INTRODUCTION

The management of the patient who has a history of penicillin allergy include skin testing to determine if penicillin-specific IgE antibodies exist, and desensitization if penicillin is the choice treatment1. Especially when no proven alternatives to penicillin are available for treating neurosyphilis, congenital syphilis, or syphilis in pregnant women and it is not possible choosing an alternative non betalactam antibiotic2.

We report a case of successful desensitization to penicillin in a pregnant woman with latent syphilis and penicillin allergy, where the first penicillin study was not positive, but the repetition of diagnosis test (reassessment) with the same betalactam reagents than in the first study two weeks later was positive, detecting allergic sensitization not detected previously.

CASE REPORT

We studied for a second time, a 30 year-old pregnant woman with latent syphilis (RPR positive, IgM ELISA positive and FTA Abs positive) and penicillin allergy. One year before was evaluated in our outpatient clinic because a history of immediate angioedema to penicillin when she was only two years old, resulting in a positive intradermal skin test to the minor determinant mixture reagent (wheal of 7 x 5 mm with a flare). She had a past history of previous aborts, nephritic colics and adverse reactions to Sulfonamides and Streptomycin.

This time, the patient underwent skin tests with standard concentrations of Penicilloylpolylysine (Allergopen®, Reinbek, Germany), Minor Determinant Mixture (Allergopen®) and Ampicillin, Amoxicilin, Cefazoline, Cefotaxime diluted in 0.9 % sodium chloride and used at concentrations of 20 mg/ml in prick method and 0.2 mg/ml and 2 mg/ml in intradermal method, with positive and negative controls. Specific IgE to penicilloyl G, penicilloyl V, ampicilloyl and amoxicilloyl (UniCAP specific IgE; Pharmacia, Uppsala, Sweden) were negative too (< 0.35 kU/l). Upon negative skin tests and specific IgE results, we performed single-blind, placebo-controlled oral challenge test in the hospital with oral potassium fenoximetilpenicillin. Increasing amounts (5 mg, 50 mg, 500 mg) of the therapeutic doses (555 mg = 880.000 IU), indicated in parentheses, were administered at 1-h intervals, with excellent tolerance. But owing to private problems the patient could not be admitted to the hospital and came back two weeks later.

As we were not confidence with the result of the tolerance test we performed a second skin tests with the same reagents (reassessment) with positive results to Penicilloylpolylysine, Minor Determinant Mixture, Ampicillin, Amoxicillin, Cefazolin and Cefotaxime (table I), but negative specific IgE to reagents above mentioned.

So therefore and after obtaining written, informed consent the patient was proposed to desensitization. Doses of 500, 5000 and 40000 IU of fenoximetilpenicillin was prepared. The specific amount of drug was diluted in 30 mL of water and administered orally with 15 minutes interval between doses, and elapsed time 4 hours and cumulative dose, 1.288.000 units. The patient was treated with 2.400.000 UI of Penicillin G i.v. every 4 hours during 10 days. The patient was admitted in ICU and monitorizaded during all the procedure, including the first two i.v. doses of penicillin. No reactions were observed during the desensitization protocol and treatment.

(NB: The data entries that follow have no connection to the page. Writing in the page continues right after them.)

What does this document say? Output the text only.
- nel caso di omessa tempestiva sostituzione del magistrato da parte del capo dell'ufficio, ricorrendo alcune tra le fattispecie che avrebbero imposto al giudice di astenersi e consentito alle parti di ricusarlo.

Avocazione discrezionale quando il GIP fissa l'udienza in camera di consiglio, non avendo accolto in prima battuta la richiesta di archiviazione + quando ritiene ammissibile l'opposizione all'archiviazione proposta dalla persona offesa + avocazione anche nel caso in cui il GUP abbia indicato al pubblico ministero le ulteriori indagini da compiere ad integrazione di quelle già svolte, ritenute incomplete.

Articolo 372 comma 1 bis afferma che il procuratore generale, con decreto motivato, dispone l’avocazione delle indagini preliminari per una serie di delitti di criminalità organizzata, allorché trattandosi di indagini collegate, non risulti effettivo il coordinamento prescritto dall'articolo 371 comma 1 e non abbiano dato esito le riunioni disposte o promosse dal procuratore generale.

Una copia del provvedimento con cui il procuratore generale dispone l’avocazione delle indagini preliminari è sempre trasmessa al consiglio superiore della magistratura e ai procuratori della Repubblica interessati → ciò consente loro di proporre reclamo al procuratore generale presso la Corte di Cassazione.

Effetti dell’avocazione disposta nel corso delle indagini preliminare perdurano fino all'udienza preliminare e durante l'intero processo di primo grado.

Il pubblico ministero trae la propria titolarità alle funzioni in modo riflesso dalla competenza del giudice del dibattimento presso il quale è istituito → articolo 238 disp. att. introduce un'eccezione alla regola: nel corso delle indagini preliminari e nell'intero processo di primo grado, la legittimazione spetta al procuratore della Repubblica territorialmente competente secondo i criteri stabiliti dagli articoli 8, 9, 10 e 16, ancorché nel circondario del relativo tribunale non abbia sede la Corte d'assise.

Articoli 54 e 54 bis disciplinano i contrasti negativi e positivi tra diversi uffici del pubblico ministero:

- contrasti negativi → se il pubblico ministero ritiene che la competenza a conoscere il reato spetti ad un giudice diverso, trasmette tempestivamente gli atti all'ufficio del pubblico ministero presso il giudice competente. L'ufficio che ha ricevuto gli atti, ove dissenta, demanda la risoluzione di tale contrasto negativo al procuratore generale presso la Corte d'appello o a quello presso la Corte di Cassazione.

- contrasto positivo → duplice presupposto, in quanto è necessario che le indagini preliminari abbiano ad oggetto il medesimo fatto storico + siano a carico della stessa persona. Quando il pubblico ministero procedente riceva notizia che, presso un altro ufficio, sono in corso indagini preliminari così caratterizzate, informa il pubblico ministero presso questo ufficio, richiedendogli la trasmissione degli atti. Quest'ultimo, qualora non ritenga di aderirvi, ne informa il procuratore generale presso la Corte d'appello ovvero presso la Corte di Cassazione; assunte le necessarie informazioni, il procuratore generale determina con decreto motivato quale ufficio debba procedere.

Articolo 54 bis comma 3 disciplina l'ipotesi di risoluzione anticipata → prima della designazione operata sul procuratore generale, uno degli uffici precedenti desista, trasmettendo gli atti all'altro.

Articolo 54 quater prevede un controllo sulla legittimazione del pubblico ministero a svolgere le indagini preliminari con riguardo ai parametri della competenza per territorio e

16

A follow up study was done one year later with new skin tests with the same reagents and positive results to Penicilloylpolylysine, Minor Determinant Mixture, and Ampicillin, but negative to Amoxicillin, Cefazolin and Cefotaxime. Specific IgE was again negative. By the second year all the tests were negative, including skin and serologic tests, challenge test and a new reassessment.

After oral controlled administration of penicillin in patients with skin tests and RAST negative, repetition of diagnostic tests (reassessment) with betalactam reagents two to four weeks after initial evaluation can be of value to detect allergic sensitization not detected at the previous examination3-5.

DISCUSSION

Detection of IgE antibodies in the skin or serum depend on the time interval between the reaction and the study, because skin test sensitivity decrease with time6. This loss of sensitivity varies individually, but no sufficient studies have been carried out to examine it. The reason for the variability in the skin test response may be genetic or environmental because uncontrolled or hidden contact with betalactams antibiotics can occur, which could maintain sensitization7.

Allergic diseases are unpredictable more, less severe, or unchanged in pregnant women8. Little specific information is available concerning the relative susceptibility of pregnant women to anaphylaxis or acute desensitisation9. This case demonstrates that in a patient allergic to penicillin, in whom there is a vital indication to administer this compound, the drug can be given safely after tolerance induction or desensitization.